Bereits das Bühnenbild lässt das Publikum im ausverkauften Sportheim Unterbechingen erahnen, dass es sich bei der Komödie „Mit Strumpfband und Lederhose“ nicht um das übliche Bauerntheater handelt.

Mit dem Dreiakter aus der Feder von Pirmin Stern hat sich das Theaterensemble des FC Unterbechingen in diesem Jahr an eine Modeklamotte getraut, die von der Inszenierung her etwas aus dem Rahmen fällt. Hier sind es nicht die sonst so üblichen durchschaubaren Verwechslungen und heimlichen Liebesaffären, mit denen das Publikum zu mehr oder weniger enthusiastischen Lachanfällen animiert werden.

In dem Schwank geht es um eine nackte Schaufensterpuppe, einen durchgeknallten Ladeninhaber mit einem Faible für Frankreich, einen „tieffliegenden Intelligenzakrobaten“, einen Vertreter namens Bodo Strack („Bodo Strack, immer auf Zack!“), um hysterische Verkäuferinnen, Kundinnen, Näherinnen, eine Auszubildende und eine Postbotin. An dieser Stelle muss allen Darstellern ein großes Lob gezollt werden, interpretieren sie doch ihre Rollen äußerst glaubhaft mit viel Tempo und Humor. Ladeninhaber „Kleider-Klaus“, alias Claude Clautieu, köstlich gespielt von Bernhard Wunderle, war auf einer Modenschau in Paris und möchte nun seinen ländlichen Klamottenladen auf das Niveau der internationalen „Fashion“ heben. Dazu will er das Ambiente seines Ladens ändern und beauftragt dafür Schreinermeister Helmut Koller (Robert Kosteletzky) mit seinem Gesellen Manfred Nagel (Nils Gütinger).

Da darf auch Mode-Vertreter Bodo Strack (Peter Tauscher) nicht fehlen, der den Damen seine Liebesbedürfnisse und dem Claude die Landhausmode ans Herz legt.
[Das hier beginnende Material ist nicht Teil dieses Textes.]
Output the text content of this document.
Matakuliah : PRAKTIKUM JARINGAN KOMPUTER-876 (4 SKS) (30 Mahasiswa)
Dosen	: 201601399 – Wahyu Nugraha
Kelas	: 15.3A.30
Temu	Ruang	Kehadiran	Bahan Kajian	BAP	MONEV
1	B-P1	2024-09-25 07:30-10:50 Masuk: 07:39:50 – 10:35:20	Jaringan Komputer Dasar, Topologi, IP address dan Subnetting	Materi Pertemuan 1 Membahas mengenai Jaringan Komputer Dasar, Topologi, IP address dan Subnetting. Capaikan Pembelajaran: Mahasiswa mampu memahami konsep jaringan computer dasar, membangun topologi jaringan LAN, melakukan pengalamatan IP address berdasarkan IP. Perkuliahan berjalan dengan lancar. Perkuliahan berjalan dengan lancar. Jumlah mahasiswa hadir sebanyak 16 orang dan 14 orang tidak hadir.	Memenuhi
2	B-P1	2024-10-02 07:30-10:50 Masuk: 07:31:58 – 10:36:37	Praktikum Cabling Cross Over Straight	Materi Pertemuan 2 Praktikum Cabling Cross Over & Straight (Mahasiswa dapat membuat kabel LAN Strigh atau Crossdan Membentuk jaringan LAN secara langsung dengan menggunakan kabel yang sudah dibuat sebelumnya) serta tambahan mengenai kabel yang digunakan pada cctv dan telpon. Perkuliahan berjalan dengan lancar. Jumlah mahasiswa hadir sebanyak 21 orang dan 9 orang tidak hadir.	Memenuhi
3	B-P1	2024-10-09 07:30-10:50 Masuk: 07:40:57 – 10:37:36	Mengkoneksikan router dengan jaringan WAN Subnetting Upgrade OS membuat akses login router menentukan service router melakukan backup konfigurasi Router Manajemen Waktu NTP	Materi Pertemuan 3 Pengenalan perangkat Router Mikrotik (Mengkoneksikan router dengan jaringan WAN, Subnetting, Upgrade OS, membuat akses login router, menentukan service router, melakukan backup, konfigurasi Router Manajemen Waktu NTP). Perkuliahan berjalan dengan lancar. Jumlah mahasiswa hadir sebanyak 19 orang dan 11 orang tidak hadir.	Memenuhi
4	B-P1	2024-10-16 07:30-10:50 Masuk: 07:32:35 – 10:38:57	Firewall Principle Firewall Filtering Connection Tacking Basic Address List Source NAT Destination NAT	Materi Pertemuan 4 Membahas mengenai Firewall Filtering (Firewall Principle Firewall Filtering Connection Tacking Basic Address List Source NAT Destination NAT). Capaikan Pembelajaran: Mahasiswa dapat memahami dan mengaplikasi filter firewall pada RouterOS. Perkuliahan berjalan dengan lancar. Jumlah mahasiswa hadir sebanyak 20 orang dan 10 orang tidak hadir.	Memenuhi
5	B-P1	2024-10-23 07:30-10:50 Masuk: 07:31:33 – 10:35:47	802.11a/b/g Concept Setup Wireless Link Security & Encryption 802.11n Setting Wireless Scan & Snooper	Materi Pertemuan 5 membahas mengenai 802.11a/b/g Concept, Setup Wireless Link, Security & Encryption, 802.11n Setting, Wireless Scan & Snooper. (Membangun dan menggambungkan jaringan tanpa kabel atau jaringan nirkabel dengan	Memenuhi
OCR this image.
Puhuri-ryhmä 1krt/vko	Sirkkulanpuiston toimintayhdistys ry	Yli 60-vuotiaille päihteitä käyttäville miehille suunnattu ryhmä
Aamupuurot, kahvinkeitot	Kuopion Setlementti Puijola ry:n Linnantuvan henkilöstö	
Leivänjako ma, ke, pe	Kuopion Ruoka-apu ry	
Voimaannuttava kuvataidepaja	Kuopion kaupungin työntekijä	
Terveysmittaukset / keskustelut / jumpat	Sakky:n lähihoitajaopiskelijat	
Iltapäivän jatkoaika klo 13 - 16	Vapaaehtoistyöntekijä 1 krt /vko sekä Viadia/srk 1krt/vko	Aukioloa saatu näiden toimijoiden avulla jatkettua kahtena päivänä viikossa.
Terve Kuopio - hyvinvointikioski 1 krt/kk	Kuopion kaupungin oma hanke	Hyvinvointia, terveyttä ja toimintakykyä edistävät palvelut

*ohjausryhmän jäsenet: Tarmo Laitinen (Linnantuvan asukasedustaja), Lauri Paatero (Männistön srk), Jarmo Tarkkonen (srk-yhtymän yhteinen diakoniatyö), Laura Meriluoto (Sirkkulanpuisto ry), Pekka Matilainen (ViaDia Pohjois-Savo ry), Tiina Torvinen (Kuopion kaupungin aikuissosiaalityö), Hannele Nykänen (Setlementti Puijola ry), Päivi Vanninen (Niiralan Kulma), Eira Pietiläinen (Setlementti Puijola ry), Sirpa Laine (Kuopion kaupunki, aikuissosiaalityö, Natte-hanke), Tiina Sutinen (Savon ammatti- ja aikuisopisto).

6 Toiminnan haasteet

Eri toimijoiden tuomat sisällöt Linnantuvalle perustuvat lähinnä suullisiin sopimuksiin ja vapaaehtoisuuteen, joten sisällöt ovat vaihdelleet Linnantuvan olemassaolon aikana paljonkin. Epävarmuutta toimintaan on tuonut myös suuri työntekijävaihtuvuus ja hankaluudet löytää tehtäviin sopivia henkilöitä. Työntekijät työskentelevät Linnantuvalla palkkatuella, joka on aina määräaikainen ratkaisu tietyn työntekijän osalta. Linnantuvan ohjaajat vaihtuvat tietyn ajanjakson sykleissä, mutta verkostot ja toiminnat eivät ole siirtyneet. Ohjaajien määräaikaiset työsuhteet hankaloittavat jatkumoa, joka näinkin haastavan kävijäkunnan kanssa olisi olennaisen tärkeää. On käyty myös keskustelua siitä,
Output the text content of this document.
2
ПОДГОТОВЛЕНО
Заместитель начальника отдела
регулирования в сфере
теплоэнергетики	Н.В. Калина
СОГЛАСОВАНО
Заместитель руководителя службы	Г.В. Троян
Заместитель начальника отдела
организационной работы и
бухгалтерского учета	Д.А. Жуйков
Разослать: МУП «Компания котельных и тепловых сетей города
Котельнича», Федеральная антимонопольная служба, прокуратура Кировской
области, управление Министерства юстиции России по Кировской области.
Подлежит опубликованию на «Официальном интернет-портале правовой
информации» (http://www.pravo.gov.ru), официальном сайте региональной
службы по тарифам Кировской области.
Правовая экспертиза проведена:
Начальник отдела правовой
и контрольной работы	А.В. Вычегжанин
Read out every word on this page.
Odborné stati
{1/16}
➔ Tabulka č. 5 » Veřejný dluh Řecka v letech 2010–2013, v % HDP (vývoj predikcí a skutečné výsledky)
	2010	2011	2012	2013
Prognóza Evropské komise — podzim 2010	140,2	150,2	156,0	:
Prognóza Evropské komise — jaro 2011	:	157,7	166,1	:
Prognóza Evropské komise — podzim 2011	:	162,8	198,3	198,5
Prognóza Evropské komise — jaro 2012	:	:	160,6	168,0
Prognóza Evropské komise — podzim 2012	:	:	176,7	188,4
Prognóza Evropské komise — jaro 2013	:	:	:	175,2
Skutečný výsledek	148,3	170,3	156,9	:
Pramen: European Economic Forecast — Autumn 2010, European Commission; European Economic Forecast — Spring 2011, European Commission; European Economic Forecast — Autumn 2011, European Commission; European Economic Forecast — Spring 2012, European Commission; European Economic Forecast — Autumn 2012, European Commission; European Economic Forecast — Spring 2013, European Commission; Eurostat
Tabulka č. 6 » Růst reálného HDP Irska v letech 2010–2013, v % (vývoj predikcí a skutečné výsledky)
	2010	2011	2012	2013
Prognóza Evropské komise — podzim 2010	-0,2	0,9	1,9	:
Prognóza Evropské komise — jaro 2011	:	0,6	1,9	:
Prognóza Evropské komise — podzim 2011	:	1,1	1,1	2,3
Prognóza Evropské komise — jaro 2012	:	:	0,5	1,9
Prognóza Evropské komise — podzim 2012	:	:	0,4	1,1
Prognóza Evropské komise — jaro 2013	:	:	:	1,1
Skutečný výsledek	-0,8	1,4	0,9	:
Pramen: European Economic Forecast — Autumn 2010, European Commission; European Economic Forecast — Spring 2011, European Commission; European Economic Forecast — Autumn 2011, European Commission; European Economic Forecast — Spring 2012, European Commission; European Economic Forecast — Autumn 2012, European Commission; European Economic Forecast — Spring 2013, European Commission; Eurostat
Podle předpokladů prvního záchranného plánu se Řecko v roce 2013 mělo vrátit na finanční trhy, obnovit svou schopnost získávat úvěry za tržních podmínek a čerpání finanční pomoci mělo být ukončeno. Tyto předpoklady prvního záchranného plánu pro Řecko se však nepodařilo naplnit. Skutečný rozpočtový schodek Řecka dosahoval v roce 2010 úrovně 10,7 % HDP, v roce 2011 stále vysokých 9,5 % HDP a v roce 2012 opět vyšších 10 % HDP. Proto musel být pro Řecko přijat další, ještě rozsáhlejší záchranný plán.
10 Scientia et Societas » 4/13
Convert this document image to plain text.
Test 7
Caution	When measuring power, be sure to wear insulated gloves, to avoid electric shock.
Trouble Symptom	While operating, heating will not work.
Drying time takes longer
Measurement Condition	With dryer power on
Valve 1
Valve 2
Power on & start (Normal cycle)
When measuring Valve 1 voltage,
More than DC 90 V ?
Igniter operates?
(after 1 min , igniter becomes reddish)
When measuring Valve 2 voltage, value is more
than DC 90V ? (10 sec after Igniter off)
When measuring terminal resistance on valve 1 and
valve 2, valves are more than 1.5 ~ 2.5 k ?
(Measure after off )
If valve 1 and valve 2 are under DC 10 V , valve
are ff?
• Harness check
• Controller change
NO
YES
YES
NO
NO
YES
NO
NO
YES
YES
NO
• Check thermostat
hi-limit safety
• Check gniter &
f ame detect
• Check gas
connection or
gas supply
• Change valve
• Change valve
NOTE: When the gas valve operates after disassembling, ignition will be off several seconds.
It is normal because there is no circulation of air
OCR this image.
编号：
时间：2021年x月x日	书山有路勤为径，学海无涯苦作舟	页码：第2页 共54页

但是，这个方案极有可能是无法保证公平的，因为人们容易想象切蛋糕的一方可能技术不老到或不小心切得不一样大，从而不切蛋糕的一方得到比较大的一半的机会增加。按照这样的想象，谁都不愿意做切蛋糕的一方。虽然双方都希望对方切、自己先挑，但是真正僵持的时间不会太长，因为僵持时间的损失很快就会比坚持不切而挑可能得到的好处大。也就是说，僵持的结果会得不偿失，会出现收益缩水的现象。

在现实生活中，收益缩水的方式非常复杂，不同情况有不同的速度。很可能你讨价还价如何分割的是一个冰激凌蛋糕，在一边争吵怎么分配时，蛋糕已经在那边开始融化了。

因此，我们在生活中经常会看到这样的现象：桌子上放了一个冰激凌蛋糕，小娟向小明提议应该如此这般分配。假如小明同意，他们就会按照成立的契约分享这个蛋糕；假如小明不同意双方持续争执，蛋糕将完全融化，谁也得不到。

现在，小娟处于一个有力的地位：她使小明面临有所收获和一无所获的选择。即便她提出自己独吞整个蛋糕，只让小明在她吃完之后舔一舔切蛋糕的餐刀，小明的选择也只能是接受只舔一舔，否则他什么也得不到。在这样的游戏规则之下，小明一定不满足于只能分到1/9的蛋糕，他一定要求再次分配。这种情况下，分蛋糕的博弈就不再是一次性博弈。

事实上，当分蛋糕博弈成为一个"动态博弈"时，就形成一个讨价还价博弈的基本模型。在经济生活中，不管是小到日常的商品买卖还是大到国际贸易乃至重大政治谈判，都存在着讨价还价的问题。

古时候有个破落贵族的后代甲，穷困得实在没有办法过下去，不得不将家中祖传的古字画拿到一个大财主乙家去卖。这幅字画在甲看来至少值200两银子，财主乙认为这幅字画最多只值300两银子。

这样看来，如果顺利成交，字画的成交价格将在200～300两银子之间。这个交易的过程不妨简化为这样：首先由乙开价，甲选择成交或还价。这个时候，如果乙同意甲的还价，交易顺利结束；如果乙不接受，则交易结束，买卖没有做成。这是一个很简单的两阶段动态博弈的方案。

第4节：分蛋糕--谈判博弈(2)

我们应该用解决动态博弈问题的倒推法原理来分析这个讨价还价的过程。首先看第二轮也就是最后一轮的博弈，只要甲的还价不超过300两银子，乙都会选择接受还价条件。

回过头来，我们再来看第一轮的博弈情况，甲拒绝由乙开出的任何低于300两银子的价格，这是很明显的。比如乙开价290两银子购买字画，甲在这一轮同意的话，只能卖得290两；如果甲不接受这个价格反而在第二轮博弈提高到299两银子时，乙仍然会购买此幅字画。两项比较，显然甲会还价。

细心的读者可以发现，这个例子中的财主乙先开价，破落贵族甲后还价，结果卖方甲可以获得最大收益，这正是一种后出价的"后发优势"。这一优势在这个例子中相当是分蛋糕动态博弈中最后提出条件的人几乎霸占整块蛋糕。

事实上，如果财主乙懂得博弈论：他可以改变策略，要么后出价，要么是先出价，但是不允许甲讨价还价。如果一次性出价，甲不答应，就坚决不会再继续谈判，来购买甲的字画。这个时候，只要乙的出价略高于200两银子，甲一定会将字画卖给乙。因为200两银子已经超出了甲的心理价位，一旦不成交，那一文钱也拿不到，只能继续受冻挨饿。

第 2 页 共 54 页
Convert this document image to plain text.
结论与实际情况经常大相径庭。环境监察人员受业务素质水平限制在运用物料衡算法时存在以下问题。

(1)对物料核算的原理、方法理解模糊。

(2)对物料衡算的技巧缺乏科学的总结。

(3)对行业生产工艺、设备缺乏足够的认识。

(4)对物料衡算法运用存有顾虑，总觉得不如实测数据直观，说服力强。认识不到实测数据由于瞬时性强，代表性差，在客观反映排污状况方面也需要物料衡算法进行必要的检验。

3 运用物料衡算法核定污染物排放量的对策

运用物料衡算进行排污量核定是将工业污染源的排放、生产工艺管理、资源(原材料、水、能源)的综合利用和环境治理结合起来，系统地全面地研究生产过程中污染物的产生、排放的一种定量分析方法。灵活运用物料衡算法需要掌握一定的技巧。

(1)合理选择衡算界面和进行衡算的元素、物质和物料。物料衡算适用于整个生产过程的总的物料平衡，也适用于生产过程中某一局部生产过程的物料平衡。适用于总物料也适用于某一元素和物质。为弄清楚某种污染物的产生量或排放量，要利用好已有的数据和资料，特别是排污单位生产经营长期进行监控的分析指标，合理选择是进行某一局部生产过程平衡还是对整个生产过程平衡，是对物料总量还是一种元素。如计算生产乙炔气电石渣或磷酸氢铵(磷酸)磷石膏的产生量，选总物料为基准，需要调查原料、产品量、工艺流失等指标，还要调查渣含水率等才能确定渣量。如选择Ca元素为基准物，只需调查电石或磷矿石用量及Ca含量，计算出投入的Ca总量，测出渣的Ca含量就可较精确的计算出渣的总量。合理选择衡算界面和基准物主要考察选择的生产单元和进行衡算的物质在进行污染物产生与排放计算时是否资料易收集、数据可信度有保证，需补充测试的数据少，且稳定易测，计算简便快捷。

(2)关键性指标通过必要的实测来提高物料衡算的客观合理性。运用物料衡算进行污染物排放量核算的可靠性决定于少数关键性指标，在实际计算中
Der Kunde Adam Klamm (Johannes Aufheimer) öffnet an der Ladenkasse seine eigene „Geld-Börse“, um möglichst viele Prozente zu erringen und Verkäuferin Anna Richter (Jana Wegele) begeistert sich mit Näherin Kordula (Carina Lischka) an den heimlichen Geschäften von Azubine Evi Fromm (Anne Kosteletzky).

Kundin Brigitte Taler (Andrea Wegele) ist von den neuen Ideen begeistert und Postbotin Gerda Bring hat Mühe, ihre Briefe und Päckchen an den Mann zu bringen.

Das Publikum belohnte die Darsteller für ihre Leistung mit starkem Schlussapplaus.